BenignGranulomatousCancer mimicICD-10 L92.0

Granuloma annulare

GA; localised / generalised / perforating / subcutaneous granuloma annulare

Granuloma annulare is a benign granulomatous dermatosis presenting most commonly as skin-coloured to pink-violaceous annular papules and plaques on the dorsal hands, feet and elbows. It is a frequent differential / biopsy target in skin-oncology clinic — annular plaques are interpreted as superficial BCC, dermatofibroma, cutaneous sarcoidosis or even mycosis fungoides. Four main variants are recognised — localised, generalised, perforating, and subcutaneous. Most cases self-resolve over months to years; generalised disease may be associated with hyperlipidaemia and (more weakly) diabetes mellitus.
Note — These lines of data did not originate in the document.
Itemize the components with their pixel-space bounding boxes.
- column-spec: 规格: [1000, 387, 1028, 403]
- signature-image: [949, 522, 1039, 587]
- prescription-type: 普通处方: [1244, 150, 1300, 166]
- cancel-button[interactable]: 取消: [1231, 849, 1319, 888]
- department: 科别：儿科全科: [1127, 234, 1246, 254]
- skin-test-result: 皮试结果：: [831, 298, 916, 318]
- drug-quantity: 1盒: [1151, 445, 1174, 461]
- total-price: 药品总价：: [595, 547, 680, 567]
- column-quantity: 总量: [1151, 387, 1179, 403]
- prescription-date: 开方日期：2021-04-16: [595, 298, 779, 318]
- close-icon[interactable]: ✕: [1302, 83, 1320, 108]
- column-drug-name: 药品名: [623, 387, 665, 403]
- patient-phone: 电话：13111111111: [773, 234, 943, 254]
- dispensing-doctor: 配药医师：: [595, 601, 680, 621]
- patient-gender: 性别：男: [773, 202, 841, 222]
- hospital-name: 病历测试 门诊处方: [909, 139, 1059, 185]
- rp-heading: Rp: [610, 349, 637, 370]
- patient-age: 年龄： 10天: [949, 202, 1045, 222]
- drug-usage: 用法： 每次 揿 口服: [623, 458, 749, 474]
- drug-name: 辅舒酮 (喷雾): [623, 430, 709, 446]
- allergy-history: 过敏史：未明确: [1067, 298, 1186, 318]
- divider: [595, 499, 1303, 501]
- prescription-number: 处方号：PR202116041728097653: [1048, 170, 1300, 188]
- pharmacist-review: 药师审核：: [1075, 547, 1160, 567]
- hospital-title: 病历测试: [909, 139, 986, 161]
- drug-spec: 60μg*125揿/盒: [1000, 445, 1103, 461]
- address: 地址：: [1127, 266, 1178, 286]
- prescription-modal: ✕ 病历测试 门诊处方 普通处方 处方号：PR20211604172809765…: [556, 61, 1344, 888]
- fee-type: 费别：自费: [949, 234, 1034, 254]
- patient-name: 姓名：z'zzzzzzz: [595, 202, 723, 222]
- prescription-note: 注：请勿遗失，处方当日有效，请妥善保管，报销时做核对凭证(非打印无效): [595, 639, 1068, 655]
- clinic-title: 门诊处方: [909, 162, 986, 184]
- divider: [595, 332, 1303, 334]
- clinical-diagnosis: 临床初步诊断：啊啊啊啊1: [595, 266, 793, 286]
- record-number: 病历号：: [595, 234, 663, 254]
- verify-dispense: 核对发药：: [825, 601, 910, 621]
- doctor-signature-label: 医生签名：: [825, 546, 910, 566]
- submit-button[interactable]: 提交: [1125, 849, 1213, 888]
CurrentLast reviewed 15 May 2026
Clinical image of Granuloma annulare
Granuloma annulare. Image sourced from DermNet New Zealand. Used under CC BY-NC-ND 4.0. No endorsement implied.

Clinical variants

  • Localised GA — commonest. Single or several annular skin-coloured / pink plaques on dorsal hands, feet, elbows; 1–5 cm. Typically self-resolves over 1–2 years.
  • Generalised GA — > 10 lesions distributed over trunk and extremities; often refractory; associations with hyperlipidaemia and diabetes are debated (modest in modern series).
  • Perforating GA — umbilicated or crusted papules with transepidermal elimination of necrobiotic collagen; hands.
  • Subcutaneous GA (pseudorheumatoid nodule) — children; firm subcutaneous nodules on pretibia, scalp, sacrum; can mimic rheumatoid nodule.
  • Patch GA — erythematous patches without obvious annular border; truncal; commonly misdiagnosed.

Dermoscopy

  • Pink-orange structureless background with peripheral linear / dotted vessels.
  • White / yellow structureless areas in older lesions.
  • Absence of pearly margin, arborising vessels and blue-grey nests argues against BCC.

Histology

  • Interstitial pattern — histiocytes between collagen bundles, focal mucin deposition (alcian blue +).
  • Palisading pattern — histiocytes around an area of necrobiotic collagen / mucin (classical pattern); fewer plasma cells than necrobiosis lipoidica.
  • Differential on histology — necrobiosis lipoidica (more diffuse necrobiosis, sclerosing change, plasma cells), sarcoidosis (no necrobiosis, naked granulomas), rheumatoid nodule (fibrinoid necrosis), foreign-body granuloma.

Systemic associations

  • Hyperlipidaemia — modest association in generalised GA; check lipid profile.
  • Diabetes mellitus — historical association now considered weaker than once thought; check FBG / HbA1c in atypical cases.
  • Thyroid disease — autoimmune.
  • HIV — generalised GA reported.
  • Malignancy — case reports of paraneoplastic GA with solid and haematological cancers; routine cancer workup not warranted without other clues.
  • Drugs — TNF-α inhibitors, ICI, anti-EGFR; consider drug-induced GA in temporal association.

Management

  • Localised disease — observation; potent topical corticosteroid; intralesional triamcinolone; cryotherapy.
  • Generalised disease — broader options:
    • Phototherapy — narrowband UVB or PUVA.
    • Hydroxychloroquine 200 mg twice daily.
    • Tetracyclines (minocycline, doxycycline) combined with topical steroid.
    • Methotrexate, ciclosporin, fumarates in refractory.
    • TNF-α inhibitors / biologics — limited evidence.
  • Reassurance about benign nature is often the most useful intervention; self-resolution is the rule.

References

  1. Piette EW, Rosenbach M. Granuloma annulare — clinical and histologic variants, epidemiology and update on therapy. J Am Acad Dermatol; 2016.